Convicted felon passed FBI background check to buy gun used to shoot 3 KC officers

INDEPENDENCE, Mo. -- The investigation into three KCMO police officers who were shot and injured July 15 has uncovered that a convicted felon legally bought the gun from a metro store after passing an FBI background check.

This story begins July 6 when 25-year-old Marlin Mack was caught on surveillance video after walking in to J's Fish and Chicken Market at 54th and Prospect. That's where police say he shot and killed UMKC graduate student Sharath Koppu during an attempted robbery.

On July 15, after a 9-day manhunt, undercover officers spotted Mack at the Sky Vue motel on 40 Highway near Interstate 435. When Mack realized he had been found, KCPD Chief Rick Smith said, “He just popped up all of the sudden and engaged the officer."

Marlin Mack

Two KCMO officers were shot and injured, and Mack took off in a car. Police chased him to a home at 29th and Topping Avenue where, during a several hour stand-off, Mack shot another police officer. Mack was killed in the shootout.

The day before the KCMO police officers were shot, Mack bought the gun he used in the shooting at The Armory KC gun store in Independence. He passed the FBI background check even though he was a convicted felon.

FOX4 Problem Solvers has learned that failure of the FBI allowed Mack to trade a high value pistol for a much more powerful gun: an AK-47 handgun.

“He needs to be warehoused until he is old and decrepit," said Tulsa, Oklahoma, Police Sgt. Dave Walker in 2011. “He is matter of fact. He just sits there and has no conscious whatsoever, so those are the ones that will eventually kill somebody."

Walker was talking about then 17-year-old Mack after he used a MAC-10 machine pistol in a violent attack and robbery of a woman in front of her children and then tried to kill the man who called police. Tulsa police called Mack one of Tulsa's most dangerous robbers.

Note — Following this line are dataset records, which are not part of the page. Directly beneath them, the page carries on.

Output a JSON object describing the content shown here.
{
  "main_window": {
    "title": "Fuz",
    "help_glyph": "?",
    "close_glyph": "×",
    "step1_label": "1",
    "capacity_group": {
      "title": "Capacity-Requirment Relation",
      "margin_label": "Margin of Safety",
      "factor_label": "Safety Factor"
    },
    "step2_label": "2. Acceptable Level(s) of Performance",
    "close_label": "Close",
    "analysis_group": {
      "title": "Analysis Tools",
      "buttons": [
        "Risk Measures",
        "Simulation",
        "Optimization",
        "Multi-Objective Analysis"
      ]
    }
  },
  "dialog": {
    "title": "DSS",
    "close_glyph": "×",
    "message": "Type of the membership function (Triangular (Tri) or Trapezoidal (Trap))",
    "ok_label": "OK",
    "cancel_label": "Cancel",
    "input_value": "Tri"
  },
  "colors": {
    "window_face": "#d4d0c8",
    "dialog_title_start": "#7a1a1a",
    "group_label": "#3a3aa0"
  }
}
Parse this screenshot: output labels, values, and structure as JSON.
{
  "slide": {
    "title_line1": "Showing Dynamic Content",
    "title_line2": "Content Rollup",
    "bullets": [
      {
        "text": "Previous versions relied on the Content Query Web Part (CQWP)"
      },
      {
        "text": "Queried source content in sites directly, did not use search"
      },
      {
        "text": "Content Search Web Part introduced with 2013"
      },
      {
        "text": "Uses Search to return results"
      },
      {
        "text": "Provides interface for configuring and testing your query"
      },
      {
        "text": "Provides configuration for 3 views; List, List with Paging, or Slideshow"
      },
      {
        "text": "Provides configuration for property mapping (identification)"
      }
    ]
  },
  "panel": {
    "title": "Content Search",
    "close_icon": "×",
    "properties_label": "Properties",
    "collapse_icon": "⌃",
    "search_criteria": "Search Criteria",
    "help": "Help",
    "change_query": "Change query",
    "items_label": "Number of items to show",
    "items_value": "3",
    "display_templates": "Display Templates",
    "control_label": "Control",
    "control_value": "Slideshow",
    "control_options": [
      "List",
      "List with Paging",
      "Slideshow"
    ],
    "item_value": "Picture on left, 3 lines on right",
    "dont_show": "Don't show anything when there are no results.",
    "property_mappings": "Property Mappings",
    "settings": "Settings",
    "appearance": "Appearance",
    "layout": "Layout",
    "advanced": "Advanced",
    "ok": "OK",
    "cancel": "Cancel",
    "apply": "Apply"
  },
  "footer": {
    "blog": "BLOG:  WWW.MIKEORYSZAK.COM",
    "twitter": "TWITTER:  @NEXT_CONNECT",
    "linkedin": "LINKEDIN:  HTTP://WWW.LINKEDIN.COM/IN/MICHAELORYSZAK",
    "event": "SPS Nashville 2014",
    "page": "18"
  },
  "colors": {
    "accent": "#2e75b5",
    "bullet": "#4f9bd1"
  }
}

Mack had a long rap sheet and was in and out of prison, but sources say when Mack went to The Armory KC, his FBI background check came back as a "Proceed to Transfer."

That means it didn't produce a hit in any of the data bases the FBI uses to check out gun buyers, so this very dangerous man walked out with a very dangerous weapon.

Kansas City Police are not commenting on this matter, instead, referring us to the FBI and Bureau of Alcohol, Tobacco, Firearms and Explosives.

FOX4 Problem Solvers contacted the FBI's Kansas City office, and agents declined to comment on the matter. Instead, they referred us to the FBI Criminal Justice Information Services Division in Clarksburg, West Virginia, where background checks are done. They told FOX4 they would respond to our request but need more time to answer our questions.

We also reached out to the ATF for comment and received the following statement:

"ATF continues to investigate the circumstances surrounding how Mr. Mack obtained a firearm.  This is an ongoing criminal investigation, so we are unable comment on the specifics of this case until the investigation is concluded."

FOX4 will continue look for answers about how a dangerous criminal passed an FBI background check.